Он официально был признан совершеннолетним. Впервые после крестин был он опять центром внимания и главным действующим лицом во время торжественной церемонии. Но если тогда Клаус-Генрих мог молча, безответственно и пассивно подчиниться этикету, который опекал и направлял его, то теперь ему вменялось в обязанность, точно соблюдая неумолимые предписания, не выходя из строго определенных рамок, твердо помнить о том, что ему надлежит предстать перед публикой, драпируясь в пышную мантию торжественного ритуала, обрадовать зрителей и возвысить их над повседневностью своей прекрасной выправкой и подобающей осанкой, с виду не стоящими ему никакого труда.
Впрочем, пышная мантия в данном случае не аллегория, ибо принц предстал по сему случаю в красной мантии — выцветшей и театральной, своего рода бутафории, служившей еще его отцу и деду при их совершеннолетии и пропахшей нафталином, хотя перед тем ее несколько дней проветривали. Красная мантия в свое время входила в орденское одеяние кавалеров Гримбургского грифа, а теперь употреблялась только при торжественной церемонии для облачения вступающих в совершеннолетие принцев. Альбрехту, наследнику престола, не пришлось надеть этот фамильный предмет гардероба.
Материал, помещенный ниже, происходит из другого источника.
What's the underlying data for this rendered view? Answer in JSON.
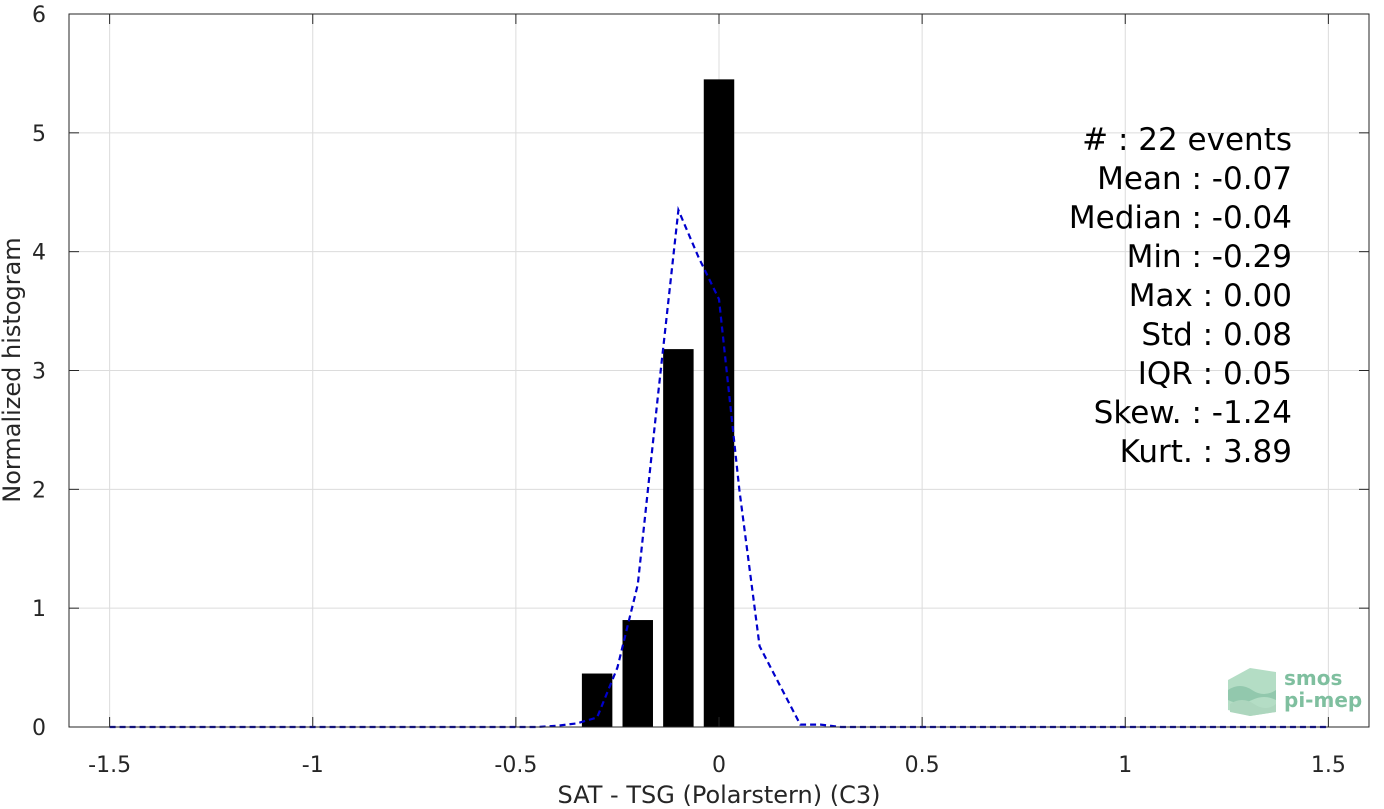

Альбрехт появился, на свет зимой и потому всегда проводил день своего рождения на юге, в теплом и сухом климате, куда собирался уехать и этой осенью; в год его восемнадцатилетия состояние здоровья не позволило ему вернуться на родину, поэтому было решено заочно признать его совершеннолетним, отказавшись от торжественной церемонии.